Perhaps this simple simulation will convince you. Here I've got 5 batches with 2 samples in each batch. For est1, I estimate the variance directly from the linear model. In contrast, for est2, I estimate the variance of the residuals.

est1 <- est2 <- list()
for (it in 1:1000){
    y <- rnorm(10) # True variance of 1
    batch <- factor(rep(1:5, each=2))
    fit <- lm(y~batch)
    est1[[it]] <- summary(fit)$sigma^2
    est2[[it]] <- var(residuals(fit))
}
mean(unlist(est1)) # gives me something close to 1
mean(unlist(est2)) # gives me something close to 0.55

So you can see that the latter approach will systematically underestimate the true variance.
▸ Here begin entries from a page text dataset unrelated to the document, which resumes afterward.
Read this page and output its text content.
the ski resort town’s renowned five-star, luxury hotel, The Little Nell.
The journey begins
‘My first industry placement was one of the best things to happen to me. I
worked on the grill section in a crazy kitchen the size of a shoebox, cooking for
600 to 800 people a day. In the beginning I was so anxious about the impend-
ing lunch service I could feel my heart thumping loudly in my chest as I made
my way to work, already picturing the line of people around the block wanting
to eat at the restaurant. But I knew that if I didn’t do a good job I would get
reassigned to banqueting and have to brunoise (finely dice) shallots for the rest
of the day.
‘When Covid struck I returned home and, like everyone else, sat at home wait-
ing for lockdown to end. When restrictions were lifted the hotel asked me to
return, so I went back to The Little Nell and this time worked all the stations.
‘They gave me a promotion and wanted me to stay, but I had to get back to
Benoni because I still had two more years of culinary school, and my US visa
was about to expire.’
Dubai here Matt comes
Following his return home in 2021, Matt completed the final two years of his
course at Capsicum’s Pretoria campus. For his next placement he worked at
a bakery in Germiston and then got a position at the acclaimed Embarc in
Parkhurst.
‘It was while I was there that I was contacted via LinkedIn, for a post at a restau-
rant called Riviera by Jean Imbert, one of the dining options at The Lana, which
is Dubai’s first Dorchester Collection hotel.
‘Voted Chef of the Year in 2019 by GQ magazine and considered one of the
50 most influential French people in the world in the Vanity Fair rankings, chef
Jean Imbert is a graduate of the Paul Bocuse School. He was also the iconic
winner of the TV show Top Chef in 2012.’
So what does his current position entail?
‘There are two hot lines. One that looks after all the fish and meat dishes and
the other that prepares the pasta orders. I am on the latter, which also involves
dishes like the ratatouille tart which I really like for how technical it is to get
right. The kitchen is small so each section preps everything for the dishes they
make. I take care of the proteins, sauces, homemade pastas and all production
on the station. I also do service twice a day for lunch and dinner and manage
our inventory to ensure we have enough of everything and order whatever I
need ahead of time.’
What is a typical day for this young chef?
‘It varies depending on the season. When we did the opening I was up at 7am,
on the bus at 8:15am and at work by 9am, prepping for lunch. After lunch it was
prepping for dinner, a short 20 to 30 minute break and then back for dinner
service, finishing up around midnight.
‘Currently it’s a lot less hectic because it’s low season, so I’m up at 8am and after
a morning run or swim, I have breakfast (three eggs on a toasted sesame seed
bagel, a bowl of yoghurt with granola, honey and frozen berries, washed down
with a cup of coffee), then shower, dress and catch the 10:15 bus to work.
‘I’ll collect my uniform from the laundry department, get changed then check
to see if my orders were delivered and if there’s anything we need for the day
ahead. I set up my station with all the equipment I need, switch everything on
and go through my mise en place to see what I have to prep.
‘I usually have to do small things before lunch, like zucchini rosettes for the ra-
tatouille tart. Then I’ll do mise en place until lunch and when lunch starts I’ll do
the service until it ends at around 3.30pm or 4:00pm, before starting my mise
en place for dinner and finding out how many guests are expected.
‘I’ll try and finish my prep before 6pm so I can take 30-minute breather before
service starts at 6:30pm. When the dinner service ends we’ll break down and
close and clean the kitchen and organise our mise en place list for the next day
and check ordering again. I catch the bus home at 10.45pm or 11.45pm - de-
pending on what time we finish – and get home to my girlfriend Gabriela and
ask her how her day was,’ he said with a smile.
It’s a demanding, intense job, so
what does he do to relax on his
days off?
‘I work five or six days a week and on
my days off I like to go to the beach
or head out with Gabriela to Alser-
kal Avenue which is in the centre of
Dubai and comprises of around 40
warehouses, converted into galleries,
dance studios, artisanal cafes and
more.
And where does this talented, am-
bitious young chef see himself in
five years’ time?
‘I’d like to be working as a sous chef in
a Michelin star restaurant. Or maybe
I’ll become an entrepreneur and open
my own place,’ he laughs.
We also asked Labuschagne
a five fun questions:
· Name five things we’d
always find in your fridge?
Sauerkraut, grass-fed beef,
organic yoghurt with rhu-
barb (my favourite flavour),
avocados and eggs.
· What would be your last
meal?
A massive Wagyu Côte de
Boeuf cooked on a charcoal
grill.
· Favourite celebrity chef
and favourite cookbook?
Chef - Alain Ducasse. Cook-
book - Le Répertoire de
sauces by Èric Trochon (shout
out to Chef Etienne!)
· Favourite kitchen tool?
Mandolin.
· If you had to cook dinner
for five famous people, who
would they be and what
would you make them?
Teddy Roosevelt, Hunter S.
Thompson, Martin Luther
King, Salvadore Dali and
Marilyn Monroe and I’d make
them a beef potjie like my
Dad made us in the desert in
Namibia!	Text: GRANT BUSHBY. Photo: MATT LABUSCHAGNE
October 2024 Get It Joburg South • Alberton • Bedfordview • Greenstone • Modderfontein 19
This is because it thinks that we have 9 residual degrees of freedom, whereas we only actually have 5 (one per batch in the linear model).

Now, in some cases, removing uninteresting effects beforehand is necessary if your downstream procedures can't handle them, e.g., when making heatmaps, PCA plots. This is probably okay, as underestimation of the variance isn't a big deal for visualization. However, if you want to do hypothesis testing, you need to be more quantitative, and that includes accounting for estimation uncertainty for the uninteresting coefficients. See ?removeBatchEffect for similar sentiments.